In an attempt to bring color to these questions, let's look at Apple's valuation and analyze current catalysts driving the underlying business.

Valuation
It's no secret that there is very little growth priced into Apple stock. In fact, trading at just 13 times earnings, it could be argued that Apple's underlying business is priced to simply maintain its current levels of profits over the long haul. Even the broader S&P 500 trades at a considerable premium to Apple at 18 times earnings. 

But is maintaining its bottom line really that easy? After all, Apple's 2013 net income of $37 billion was down from $41.7 billion in 2012. Is this the beginning of the decline of Apple's fundamentals?

Probably not. Without even considering potential catalysts for the company's business, three underlying financial trends point to slow growth going forward.

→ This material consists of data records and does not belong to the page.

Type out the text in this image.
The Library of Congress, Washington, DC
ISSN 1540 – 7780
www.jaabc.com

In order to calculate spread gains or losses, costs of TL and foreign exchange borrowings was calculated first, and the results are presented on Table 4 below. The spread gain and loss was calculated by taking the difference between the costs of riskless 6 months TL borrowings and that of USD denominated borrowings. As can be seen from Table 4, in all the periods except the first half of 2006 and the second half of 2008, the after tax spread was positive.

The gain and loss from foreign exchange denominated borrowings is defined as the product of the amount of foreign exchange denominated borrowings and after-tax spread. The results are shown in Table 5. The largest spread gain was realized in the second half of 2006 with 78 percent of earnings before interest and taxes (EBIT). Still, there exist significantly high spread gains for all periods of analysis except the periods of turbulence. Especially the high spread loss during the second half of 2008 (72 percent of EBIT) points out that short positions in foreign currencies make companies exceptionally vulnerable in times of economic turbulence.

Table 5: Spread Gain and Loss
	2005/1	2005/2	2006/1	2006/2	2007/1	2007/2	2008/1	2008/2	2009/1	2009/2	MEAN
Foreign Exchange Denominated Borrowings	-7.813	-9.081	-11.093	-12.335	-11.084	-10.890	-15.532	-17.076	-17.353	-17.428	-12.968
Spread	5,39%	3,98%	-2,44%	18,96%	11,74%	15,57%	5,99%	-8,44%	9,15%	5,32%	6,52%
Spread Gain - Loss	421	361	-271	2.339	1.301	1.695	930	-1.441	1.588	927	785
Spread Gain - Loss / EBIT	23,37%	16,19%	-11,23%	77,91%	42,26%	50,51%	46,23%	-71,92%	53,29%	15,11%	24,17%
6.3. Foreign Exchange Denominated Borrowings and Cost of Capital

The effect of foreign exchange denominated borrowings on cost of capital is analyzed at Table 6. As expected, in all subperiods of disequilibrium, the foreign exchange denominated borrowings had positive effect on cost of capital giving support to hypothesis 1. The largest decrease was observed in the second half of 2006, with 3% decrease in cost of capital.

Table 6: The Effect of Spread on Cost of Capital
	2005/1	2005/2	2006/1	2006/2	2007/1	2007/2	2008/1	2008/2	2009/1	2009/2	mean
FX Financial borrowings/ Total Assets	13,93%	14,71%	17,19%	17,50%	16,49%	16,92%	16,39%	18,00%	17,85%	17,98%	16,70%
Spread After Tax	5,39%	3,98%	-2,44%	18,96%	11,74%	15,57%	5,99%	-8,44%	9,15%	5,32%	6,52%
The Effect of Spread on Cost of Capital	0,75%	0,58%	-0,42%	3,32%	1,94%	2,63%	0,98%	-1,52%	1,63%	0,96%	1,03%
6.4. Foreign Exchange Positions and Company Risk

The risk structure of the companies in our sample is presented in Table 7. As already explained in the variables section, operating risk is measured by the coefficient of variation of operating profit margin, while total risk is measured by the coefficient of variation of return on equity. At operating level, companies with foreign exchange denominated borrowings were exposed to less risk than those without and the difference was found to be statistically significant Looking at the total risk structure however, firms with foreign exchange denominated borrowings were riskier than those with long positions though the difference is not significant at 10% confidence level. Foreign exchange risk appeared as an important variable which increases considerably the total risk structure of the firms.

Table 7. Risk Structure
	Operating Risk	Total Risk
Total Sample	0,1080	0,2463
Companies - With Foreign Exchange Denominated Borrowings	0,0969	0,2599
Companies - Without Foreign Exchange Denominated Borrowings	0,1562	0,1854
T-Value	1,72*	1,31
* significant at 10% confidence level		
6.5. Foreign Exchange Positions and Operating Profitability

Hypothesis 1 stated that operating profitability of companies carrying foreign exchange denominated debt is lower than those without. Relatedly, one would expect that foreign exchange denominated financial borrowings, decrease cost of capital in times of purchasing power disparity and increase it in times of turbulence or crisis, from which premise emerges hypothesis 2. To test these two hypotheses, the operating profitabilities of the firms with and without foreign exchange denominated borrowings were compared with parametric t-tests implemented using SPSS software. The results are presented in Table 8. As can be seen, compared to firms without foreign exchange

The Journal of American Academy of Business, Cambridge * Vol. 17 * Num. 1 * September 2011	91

First, Apple's top line is still growing. The tech giant's 2013 revenue of $170.9 billion, for instance, exceeded the company's 2012 revenue by more than $10 billion. Second, Apple's narrowing gross profit margins seem to have stabilized at about 38%. Finally, Apple's pricing power appears to remain intact, with only nominal declines in the average selling price of the iPhone.

Catalysts
And looking out into the future, two macro trends look like they will serve as growth opportunities for Apple.

First, the smartphone and tablet markets are still growing robustly. In the U.S., for instance, the base of smartphone users grew 24% in 2013, according to ComScore. Tablet users grew by 57%.

iPhone 5s.

Going forward?

"The rapid evolution in mobile usage will only expand," said ComScore marketing insights analyst Adam Lella (via Mobile Marketer).

Second, Apple is just getting revved up in China with the world's largest carrier, China Mobile. With Apple only beginning to sell iPhones through the carrier in January, and the carrier's 4G network barely started, China Mobile's 776 million subscribers will likely serve as a market for steady meaningful growth over the next several years.

And if anyone doubts the iPhone's potential in China, they only need to glance at statistics from app analytics firm Umeng, which show that Apple has 80% market share of the 27% of smartphones in China priced at $500 or more.

Apple and Q2 earnings
A conservative valuation combined with meaningful catalysts for continued business growth make Apple stock look enticing. Even more, the risk profile looks so favorable that the stock could even be a buy before earnings.

Sure, neither of these reasons for buying Apple stock is new. In fact, both are somewhat boring. But no matter how uninteresting these reasons for buying Apple stock may be, both are difficult to refute.